Le marché devrait les financer mais il ne le fait pas. C’est le cas des investissements de très long terme : le taux d’actualisation des marchés financiers est trop élevé pour permettre ce type de projets. C’est aussi le cas des investissements à très grande masse critique : les entreprises privées refusent de mettre en risque leur survie sur un seul projet, au nom de la diversification des risques.


- Pour des projets mettant en jeu la souveraineté nationale.

La souveraineté nationale est certes un concept à manier avec prudence, mais elle est incontournable. Le problème se pose par exemple aujourd’hui avec le cloud computing. Il s’agit de super-calculateurs, gérant les bases de données à distance en lieu et place des disques durs de chaque ordinateur, limité au rôle de «terminal». Google, notamment, a développé ces super-ordinateurs dans le cadre de son métier de base et cherche à les valoriser dans le cadre du cloud computing. Mais peut-on accepter que l’ensemble des données de nos ordinateurs soit, à terme, géré sur des serveurs américains?


Se dessinent ainsi les linéaments d’une politique industrielle moderne. Cette politique sera éloignée du jacobinisme industriel d’hier. Le rapport esquisse en particulier une gouvernance nouvelle dans la gestion des investissements industriels publics. La commission n’a pas joué le rôle de guichet de distribution de l’argent public : elle n’a retenu aucun projet individuel – pas de «star academy» des projets d’avenir. Elle souligne que ce n’est pas non plus à l’Etat de le faire : il s’agit d’une logique jacobine «à l’ancienne», qui a abouti à certains flops historiques coûteux (plan calcul). Elle propose de confier les sommes à des organismes de moyens compétents (si possible déjà existants : l’ANR pour la recherche fondamentale, Oseo pour les PME innovantes…), chargés de sélectionner les projets sur la base d’appels d’offre. Il s’agit donc d’une logique compétitive de bas en haut, bottom up, et non étatiste de haut en bas, top down. Par exemple, dans le domaine du numérique, la commission souligne la nécessité d’accélérer le passage de la France au très haut débit, elle propose d’y investir 2 Md€, mais elle laisse à une Agence pour le numérique le soin d’expérimenter puis de sélectionner les technologies et projets concurrents (fibre optique, Wimax, réseau hertzien data dédié…).

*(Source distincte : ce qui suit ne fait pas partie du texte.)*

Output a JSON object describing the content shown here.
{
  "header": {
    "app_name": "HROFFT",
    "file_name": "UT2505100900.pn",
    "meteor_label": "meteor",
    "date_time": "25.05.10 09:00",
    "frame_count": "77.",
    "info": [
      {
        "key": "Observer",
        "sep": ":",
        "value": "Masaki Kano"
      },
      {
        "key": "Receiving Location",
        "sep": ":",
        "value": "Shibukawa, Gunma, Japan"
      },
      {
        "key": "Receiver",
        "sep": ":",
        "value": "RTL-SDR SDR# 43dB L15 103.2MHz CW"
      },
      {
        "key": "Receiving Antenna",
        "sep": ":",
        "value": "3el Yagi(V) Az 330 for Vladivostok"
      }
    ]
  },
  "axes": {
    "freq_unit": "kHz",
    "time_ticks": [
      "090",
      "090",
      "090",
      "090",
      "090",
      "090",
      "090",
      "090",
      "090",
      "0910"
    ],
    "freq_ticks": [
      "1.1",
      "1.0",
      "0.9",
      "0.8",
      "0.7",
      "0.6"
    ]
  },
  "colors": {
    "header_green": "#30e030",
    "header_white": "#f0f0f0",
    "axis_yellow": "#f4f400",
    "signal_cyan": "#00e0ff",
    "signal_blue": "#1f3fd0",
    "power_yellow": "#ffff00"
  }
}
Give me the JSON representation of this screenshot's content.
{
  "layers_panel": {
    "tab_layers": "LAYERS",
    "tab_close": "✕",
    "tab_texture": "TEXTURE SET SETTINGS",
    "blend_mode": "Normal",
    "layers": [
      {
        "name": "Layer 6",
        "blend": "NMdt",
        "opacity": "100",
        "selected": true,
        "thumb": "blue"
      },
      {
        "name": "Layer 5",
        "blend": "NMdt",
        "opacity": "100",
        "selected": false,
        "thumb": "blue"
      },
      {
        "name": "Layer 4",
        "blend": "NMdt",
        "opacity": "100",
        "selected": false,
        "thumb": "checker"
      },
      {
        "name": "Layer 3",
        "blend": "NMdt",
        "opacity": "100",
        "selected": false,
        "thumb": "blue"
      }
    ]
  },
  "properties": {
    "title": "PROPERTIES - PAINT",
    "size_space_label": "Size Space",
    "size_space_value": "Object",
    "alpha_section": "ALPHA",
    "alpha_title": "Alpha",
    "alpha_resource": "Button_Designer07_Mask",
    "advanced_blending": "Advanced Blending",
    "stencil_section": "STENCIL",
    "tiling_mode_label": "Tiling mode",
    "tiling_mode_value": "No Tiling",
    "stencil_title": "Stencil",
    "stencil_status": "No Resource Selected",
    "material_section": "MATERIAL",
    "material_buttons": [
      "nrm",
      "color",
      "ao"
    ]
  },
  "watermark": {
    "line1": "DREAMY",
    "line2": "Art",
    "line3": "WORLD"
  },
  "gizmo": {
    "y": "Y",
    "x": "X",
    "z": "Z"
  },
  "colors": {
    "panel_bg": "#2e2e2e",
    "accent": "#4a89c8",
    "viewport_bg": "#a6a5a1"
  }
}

2.4 - POUR UNE POLITIQUE INDUSTRIELLE EUROPEENNE : VERS UN « GRAND EMPRUNT » EUROPEEN ?


La commission a essayé de relier l’exercice de définition du programme d’investissement national aux réalités européennes. Chaque fois que c’était possible, elle a tenté de conditionner l’investissement public à un cofinancement ou une réalisation européens.

Dans cette optique, l’idée d’un «grand emprunt» européen, proposé dès le début dans années 90 par Jacques Delors, aurait pu être remise en avant. On a beaucoup reproché à la stratégie de Lisbonne de ne pas avoir de «dents»: elle définit les priorités politiques mais ne se donne pas les moyens financiers pour les atteindre. Le lancement d’un emprunt européen aurait permis de donner des «dents» à Lisbonne et, au-delà, à la volonté européenne de faire émerger un modèle de développement durable.